Atlis la laissa se lever et boire et reprendre ses esprits. C'était donc bien un sorcier, qui manipulait les gens, et une grande quantité, de manière plus ou moins précise, dont l'emprise passait par le regard. S'il avait bien suivi, il y avait des chances qu'il fût capable de voir ce que voyaient les gens sous son contrôle. Voilà qui n'allait pas rendre les choses faciles.

« Est-ce qu'il y eu d'autres moments où cet Ector rassembla les habitants en un seul point ?

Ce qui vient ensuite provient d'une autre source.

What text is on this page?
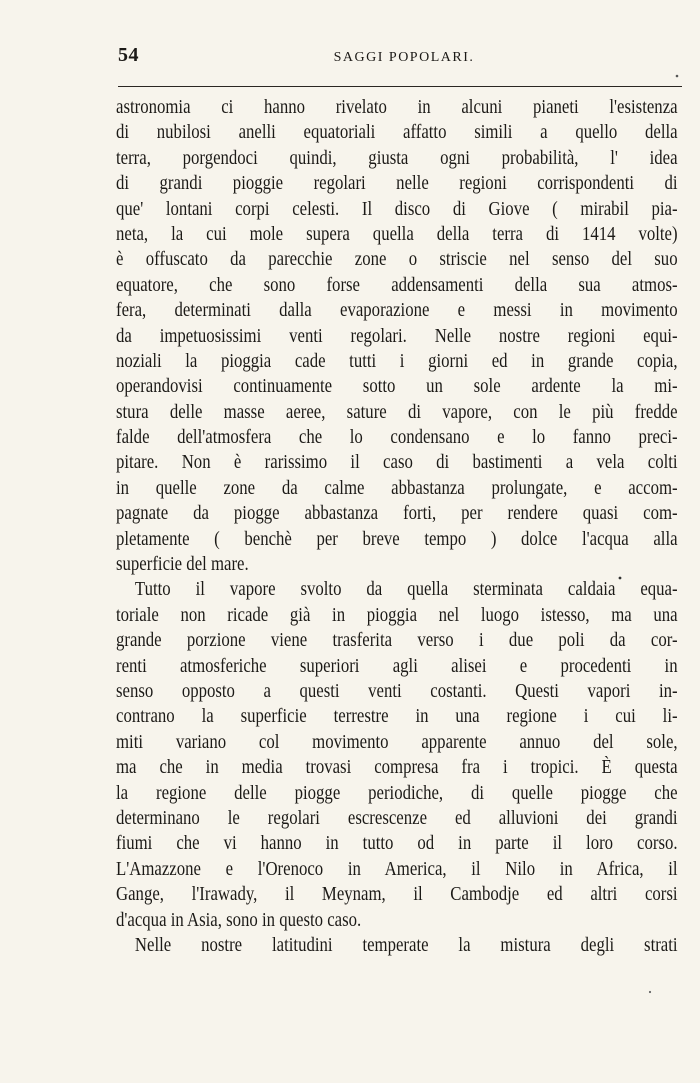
54	SAGGI POPOLARI.
astronomia ci hanno rivelato in alcuni pianeti l'esistenza
di nubilosi anelli equatoriali affatto simili a quello della
terra, porgendoci quindi, giusta ogni probabilità, l' idea
di grandi pioggie regolari nelle regioni corrispondenti di
que' lontani corpi celesti. Il disco di Giove ( mirabil pia-
neta, la cui mole supera quella della terra di 1414 volte)
è offuscato da parecchie zone o striscie nel senso del suo
equatore, che sono forse addensamenti della sua atmos-
fera, determinati dalla evaporazione e messi in movimento
da impetuosissimi venti regolari. Nelle nostre regioni equi-
noziali la pioggia cade tutti i giorni ed in grande copia,
operandovisi continuamente sotto un sole ardente la mi-
stura delle masse aeree, sature di vapore, con le più fredde
falde dell'atmosfera che lo condensano e lo fanno preci-
pitare. Non è rarissimo il caso di bastimenti a vela colti
in quelle zone da calme abbastanza prolungate, e accom-
pagnate da piogge abbastanza forti, per rendere quasi com-
pletamente ( benchè per breve tempo ) dolce l'acqua alla
superficie del mare.
Tutto il vapore svolto da quella sterminata caldaia equa-
toriale non ricade già in pioggia nel luogo istesso, ma una
grande porzione viene trasferita verso i due poli da cor-
renti atmosferiche superiori agli alisei e procedenti in
senso opposto a questi venti costanti. Questi vapori in-
contrano la superficie terrestre in una regione i cui li-
miti variano col movimento apparente annuo del sole,
ma che in media trovasi compresa fra i tropici. È questa
la regione delle piogge periodiche, di quelle piogge che
determinano le regolari escrescenze ed alluvioni dei grandi
fiumi che vi hanno in tutto od in parte il loro corso.
L'Amazzone e l'Orenoco in America, il Nilo in Africa, il
Gange, l'Irawady, il Meynam, il Cambodje ed altri corsi
d'acqua in Asia, sono in questo caso.
Nelle nostre latitudini temperate la mistura degli strati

─ En-dehors du massacre du premier jour. Assise de nouveau. Oui. À chaque fois que quelqu'un se présentait aux portes, peu importe le nombre. Un temps. C'est arrivé trois fois.
─ Vous avez une idée de pourquoi il ne se contente pas de contrôler les caravanes à partir des gardes ?
─ Aucune.
─ Ah. Un temps. Où sont les habitants en temps normal ?
─ Partout. Surpris. Je veux dire : il les fait travailler partout, tout le temps, jusqu'à épuisement. Et maintenant que je ne suis plus là pour les soigner ils vont
─ Il y a d'autres entrées ?
─ Hein ?
─ À part la porte principale. Existe-t-il d'autres entrées ?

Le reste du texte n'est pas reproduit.